BACKGROUND: In Plasmodium falciparum-infected patients treated with artemisinins, parasitemia declines through so-called pitting, an innate splenic process that transforms infected red blood cells (iRBCs) into once-infected RBCs (O-iRBCs). METHODS: We measured pitting in 83 French travelers and 42 Malian children treated for malaria with artesunate. RESULTS: In travelers, O-iRBCs peaked at 107.7% initial parasitemia. In Malian children aged 1.5-4 years, O-iRBCs peaked at higher concentrations than in children aged 9-13 years (91.60% vs 31.95%; P = .0097). The parasite clearance time in older children was shorter than in younger children (P = .0001), and the decline in parasitemia in children aged 1.5-4 years often started 6 hours after treatment initiation, a lag phase generally absent in infants and older children.
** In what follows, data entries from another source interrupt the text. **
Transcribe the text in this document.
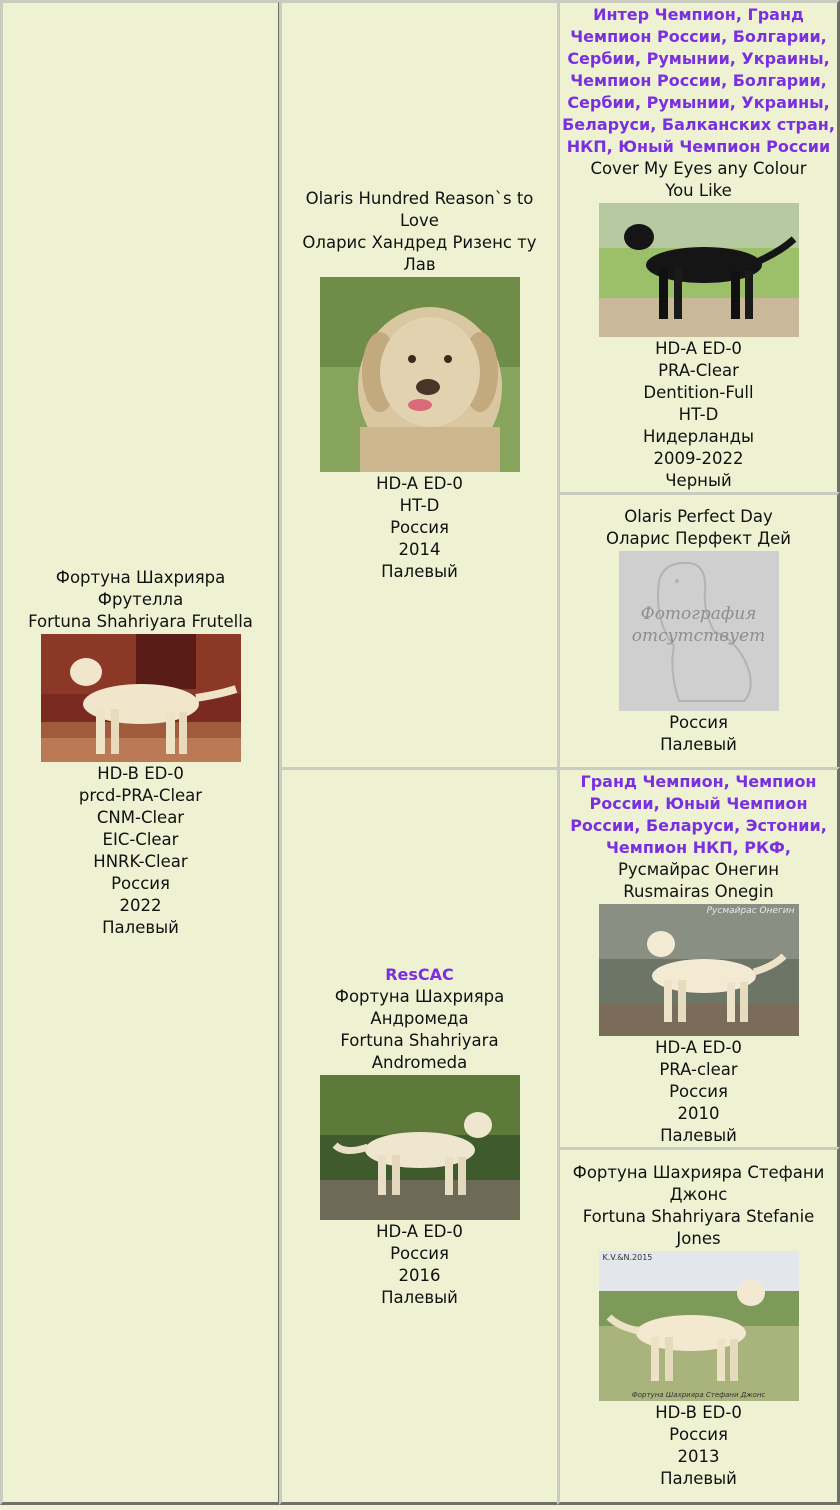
Фортуна Шахрияра
Фрутелла
Fortuna Shahriyara Frutella
HD-B ED-0
prcd-PRA-Clear
CNM-Clear
EIC-Clear
HNRK-Clear
Россия
2022
Палевый
Olaris Hundred Reason`s to
Love
Оларис Хандред Ризенс ту
Лав
HD-A ED-0
HT-D
Россия
2014
Палевый
ResCAC
Фортуна Шахрияра
Андромеда
Fortuna Shahriyara
Andromeda
HD-A ED-0
Россия
2016
Палевый
Интер Чемпион, Гранд
Чемпион России, Болгарии,
Сербии, Румынии, Украины,
Чемпион России, Болгарии,
Сербии, Румынии, Украины,
Беларуси, Балканских стран,
НКП, Юный Чемпион России
Cover My Eyes any Colour
You Like
HD-A ED-0
PRA-Clear
Dentition-Full
HT-D
Нидерланды
2009-2022
Черный
Olaris Perfect Day
Оларис Перфект Дей
Фотография
отсутствует
Россия
Палевый
Гранд Чемпион, Чемпион
России, Юный Чемпион
России, Беларуси, Эстонии,
Чемпион НКП, РКФ,
Русмайрас Онегин
Rusmairas Onegin
Русмайрас Онегин
HD-A ED-0
PRA-clear
Россия
2010
Палевый
Фортуна Шахрияра Стефани
Джонс
Fortuna Shahriyara Stefanie
Jones
K.V.&N.2015
Фортуна Шахрияра Стефани Джонс
HD-B ED-0
Россия
2013
Палевый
A 6-hour lag phase in artificial pitting of artesunate-exposed iRBCs was also observed in vitro. The proportion of iRBCs recognized by autologous immunoglobulin G (IgG) correlated with the parasite clearance time (r = -0.501; P = .0006) and peak O-iRBC concentration (r = -0.420; P = .0033). CONCLUSIONS: Antimalarial immunity correlates with fast artemisinin-induced parasite clearance and low pitting rates. In nonimmune populations, artemisinin-induced P. falciparum clearance is related to pitting and starts after a 6-hour lag phase. In immune populations, passively and naturally acquired immune mechanisms operating faster than pitting may exist. This mechanism may mitigate the emergence of artemisinin-resistant P. falciparum in Africa.